Right, but this is easy to fix with positive reinforcement. My shelter dog I switch between dropping the retrieve in front of me, and going to hand. Sounds stupid, but in the winter I don’t want to handle the slushy disgusting tennis ball so I ask her to drop it at my feet.
The only time it can get tricky is a dog shaking water off their coat on a water retrieve. But I think if the options are “the dog sets the bird down on this particular retrieve to alleviate some discomfort for himself” or “I’m going to force break this dog and potentially make him hate the activity all together” I know which one I’d pick.
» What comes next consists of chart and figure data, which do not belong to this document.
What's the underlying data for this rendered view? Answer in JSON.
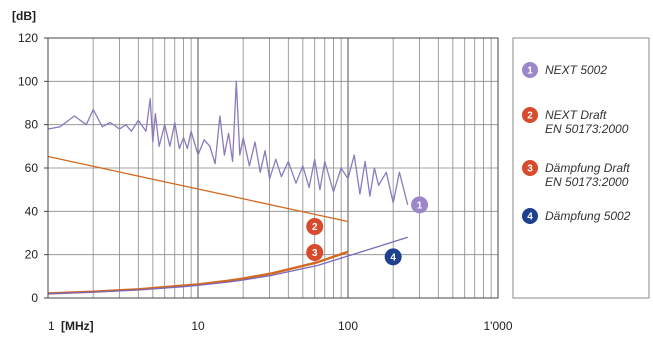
{
  "chart_data": {
    "type": "line",
    "ylabel": "[dB]",
    "xlabel": "[MHz]",
    "x_scale": "log",
    "xlim": [
      1,
      1000
    ],
    "ylim": [
      0,
      120
    ],
    "grid": true,
    "legend_position": "right",
    "x_ticks": [
      {
        "value": 1,
        "label": "1"
      },
      {
        "value": 10,
        "label": "10"
      },
      {
        "value": 100,
        "label": "100"
      },
      {
        "value": 1000,
        "label": "1'000"
      }
    ],
    "y_ticks": [
      {
        "value": 0,
        "label": "0"
      },
      {
        "value": 20,
        "label": "20"
      },
      {
        "value": 40,
        "label": "40"
      },
      {
        "value": 60,
        "label": "60"
      },
      {
        "value": 80,
        "label": "80"
      },
      {
        "value": 100,
        "label": "100"
      },
      {
        "value": 120,
        "label": "120"
      }
    ],
    "series": [
      {
        "id": "1",
        "name": "NEXT 5002",
        "color": "#8b7bbd",
        "badge_color": "#9b87c9",
        "x": [
          1,
          1.2,
          1.5,
          1.8,
          2,
          2.3,
          2.6,
          3,
          3.3,
          3.6,
          4,
          4.5,
          4.8,
          5,
          5.2,
          5.5,
          6,
          6.5,
          7,
          7.5,
          8,
          8.5,
          9,
          10,
          11,
          12,
          13,
          14,
          15,
          16,
          17,
          18,
          19,
          20,
          22,
          24,
          26,
          28,
          30,
          33,
          36,
          40,
          45,
          50,
          55,
          60,
          65,
          70,
          80,
          90,
          100,
          110,
          120,
          130,
          140,
          150,
          160,
          180,
          200,
          220,
          250
        ],
        "values": [
          78,
          79,
          84,
          80,
          87,
          79,
          81,
          78,
          80,
          77,
          82,
          77,
          92,
          72,
          85,
          70,
          80,
          70,
          81,
          69,
          74,
          69,
          77,
          66,
          73,
          70,
          62,
          84,
          66,
          76,
          63,
          100,
          66,
          74,
          61,
          72,
          58,
          68,
          55,
          64,
          56,
          63,
          53,
          61,
          51,
          64,
          50,
          63,
          49,
          60,
          55,
          66,
          48,
          63,
          47,
          60,
          52,
          58,
          44,
          58,
          43
        ]
      },
      {
        "id": "2",
        "name": "NEXT Draft EN 50173:2000",
        "color": "#d2691e",
        "badge_color": "#d84a2c",
        "x": [
          1,
          2,
          5,
          10,
          20,
          50,
          100
        ],
        "values": [
          65.3,
          60.8,
          54.8,
          50.3,
          45.8,
          39.8,
          35.3
        ]
      },
      {
        "id": "3",
        "name": "Dämpfung Draft EN 50173:2000",
        "color": "#d2691e",
        "badge_color": "#d84a2c",
        "x": [
          1,
          2,
          4,
          8,
          10,
          16,
          20,
          31.25,
          62.5,
          100
        ],
        "values": [
          2.1,
          2.9,
          4.0,
          5.7,
          6.3,
          8.0,
          9.0,
          11.4,
          16.5,
          21.3
        ]
      },
      {
        "id": "4",
        "name": "Dämpfung 5002",
        "color": "#7b68b8",
        "badge_color": "#1f3f8f",
        "x": [
          1,
          2,
          4,
          8,
          10,
          16,
          20,
          31.25,
          62.5,
          100,
          155,
          250
        ],
        "values": [
          2.0,
          2.7,
          3.7,
          5.2,
          5.8,
          7.4,
          8.3,
          10.5,
          15.0,
          19.4,
          23.5,
          28.0
        ]
      }
    ],
    "legend": [
      {
        "num": "1",
        "lines": [
          "NEXT 5002"
        ],
        "color": "#9b87c9"
      },
      {
        "num": "2",
        "lines": [
          "NEXT Draft",
          "EN 50173:2000"
        ],
        "color": "#d84a2c"
      },
      {
        "num": "3",
        "lines": [
          "Dämpfung Draft",
          "EN 50173:2000"
        ],
        "color": "#d84a2c"
      },
      {
        "num": "4",
        "lines": [
          "Dämpfung 5002"
        ],
        "color": "#1f3f8f"
      }
    ],
    "in_plot_labels": [
      {
        "num": "1",
        "x": 300,
        "y": 43,
        "color": "#9b87c9"
      },
      {
        "num": "2",
        "x": 60,
        "y": 33,
        "color": "#d84a2c"
      },
      {
        "num": "3",
        "x": 60,
        "y": 21,
        "color": "#d84a2c"
      },
      {
        "num": "4",
        "x": 200,
        "y": 19,
        "color": "#1f3f8f"
      }
    ]
  }
}
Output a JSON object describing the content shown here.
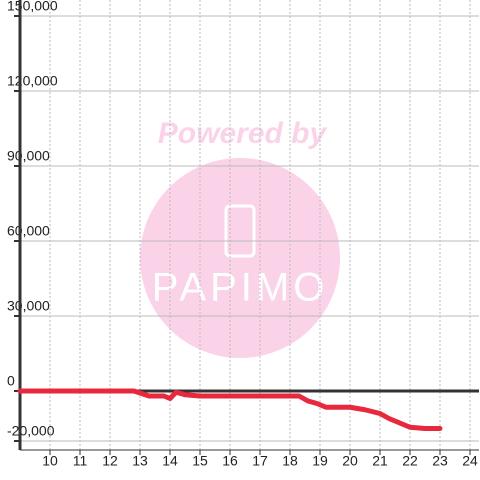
{
  "chart_data": {
    "type": "line",
    "x": [
      9,
      12.8,
      13.3,
      13.8,
      14.0,
      14.2,
      14.5,
      15.0,
      18.3,
      18.6,
      18.9,
      19.2,
      20.0,
      20.5,
      21.0,
      21.3,
      21.7,
      22.0,
      22.5,
      23.0
    ],
    "values": [
      0,
      0,
      -2000,
      -2000,
      -3000,
      -500,
      -1500,
      -2000,
      -2000,
      -4000,
      -5000,
      -6500,
      -6500,
      -7500,
      -9000,
      -11000,
      -13000,
      -14500,
      -15000,
      -15000
    ],
    "color": "#e8283c",
    "xlim": [
      9,
      24.3
    ],
    "ylim": [
      -20000,
      150000
    ],
    "xticks": [
      10,
      11,
      12,
      13,
      14,
      15,
      16,
      17,
      18,
      19,
      20,
      21,
      22,
      23,
      24
    ],
    "yticks": [
      {
        "value": -20000,
        "label": "-20,000"
      },
      0,
      {
        "value": 30000,
        "label": "30,000"
      },
      {
        "value": 60000,
        "label": "60,000"
      },
      {
        "value": 90000,
        "label": "90,000"
      },
      {
        "value": 120000,
        "label": "120,000"
      },
      {
        "value": 150000,
        "label": "150,000"
      }
    ],
    "grid": true,
    "watermark": {
      "caption": "Powered by",
      "logo": "PAPIMO"
    }
  }
}
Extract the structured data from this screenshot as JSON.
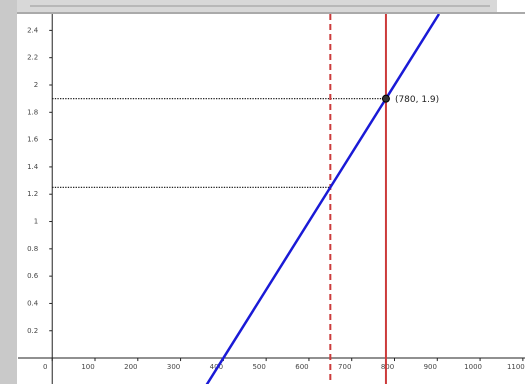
{
  "chart_data": {
    "type": "line",
    "x": [
      357,
      400,
      650,
      780,
      904
    ],
    "series": [
      {
        "color": "#1a1ad6",
        "values": [
          -0.215,
          0,
          1.25,
          1.9,
          2.52
        ]
      }
    ],
    "xlim": [
      -80,
      1105
    ],
    "ylim": [
      -0.19,
      2.52
    ],
    "xticks": [
      0,
      100,
      200,
      300,
      400,
      500,
      600,
      700,
      800,
      900,
      1000,
      1100
    ],
    "yticks": [
      0.2,
      0.4,
      0.6,
      0.8,
      1,
      1.2,
      1.4,
      1.6,
      1.8,
      2,
      2.2,
      2.4
    ],
    "vlines": [
      {
        "x": 780,
        "color": "#cc3b3b",
        "style": "solid"
      },
      {
        "x": 650,
        "color": "#cc3b3b",
        "style": "dashed"
      }
    ],
    "hlines": [
      {
        "y": 1.9,
        "x_end": 780
      },
      {
        "y": 1.25,
        "x_end": 650
      }
    ],
    "point": {
      "x": 780,
      "y": 1.9,
      "label": "(780, 1.9)"
    }
  }
}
And I’d expect people to be more understanding of the dog as a partner, not a machine.
NSTRA is not NAVDHA, but there are still scores for obedience. There are individual scores for retrieves for every bird found.
I taught my shelter dog when she was over a year old all this stuff. She’s super SUPER soft and not food motivated. If I can teach her a reliable “take it”, “hold”, “fetch” at a year or better without any real structured training, I question whether FF is necessary at all. And, if it determined that it is (which I would sharply contest it is not, it’s more that the handler is not skilled or patient or even handed enough to make it happen), is this really a dog that needs to be passing on their genetics?
I’ve seen more dogs that were force broke sit there and EAT a bird out of reach of the handler because there was nothing in it for the dog to bring it to the human. I don’t know what you’ve seen, but I’ve seen more ego and rough-handling in dogs than I ever saw in horses. I don’t know any one who trains as soft as we do. Rough handling is just somehow “accepted.”
Tell you what it is for me - immediate DQ, get off my field.